Une telle approche soutient le principe de privacy by design prévu à l’article 25 du RGPD. Elle permet également de limiter le nombre d’opérations effectuées sur le contenu source par des personnes non autorisées. Dans un environnement on-premise, un avantage supplémentaire est l’absence de nécessité de transférer les enregistrements vers des services cloud externes, ce qui simplifie l’analyse des flux et des transferts de données.

Défis et limites dans les projets de smart city

Même un système correctement conçu n’élimine pas tous les risques. Les problèmes les plus fréquents sont d’ordre technique et organisationnel. Ils concernent la qualité de l’image, l’angle de la caméra, l’éclairage, la compression, ainsi que les erreurs lors de la réutilisation du contenu.

Parmi les principales limites figurent :

  • la baisse de l’efficacité de la détection en cas de faible résolution et de forte compression,
  • l’occultation partielle d’un visage ou d’une plaque,
  • le risque d’identification indirecte malgré le floutage, par exemple via le contexte de lieu et de temps,
  • la nécessité de distinguer le contenu probatoire du contenu destiné à la publication,
  • l’approche non uniforme de la qualification des plaques d’immatriculation en Pologne.

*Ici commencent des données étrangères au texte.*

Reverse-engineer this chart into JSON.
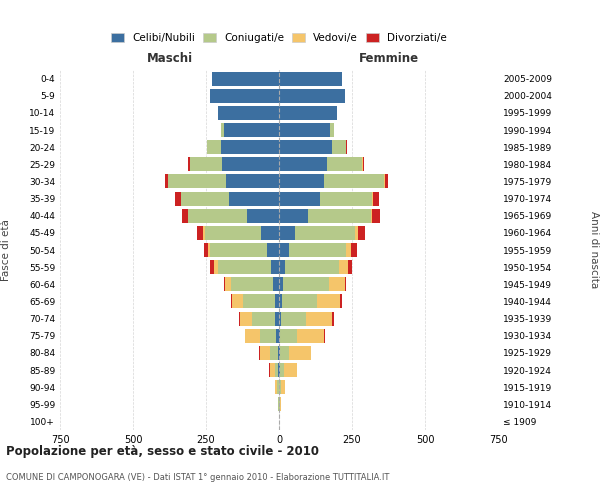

En ce qui concerne l’image des personnes, il convient de rappeler que l’obligation d’anonymisation peut découler non seulement du RGPD, mais aussi de la protection des droits de la personnalité et des règles encadrant la diffusion de l’image. Les exceptions concernent la personne notoirement connue lorsque l’image a été réalisée dans le cadre de l’exercice de ses fonctions publiques, l’image en tant qu’élément accessoire d’un ensemble tel qu’un rassemblement, un paysage ou une manifestation publique, ainsi que la situation dans laquelle la personne a reçu une rémunération convenue pour poser. Chacun de ces cas nécessite toutefois une analyse concrète de la situation de fait.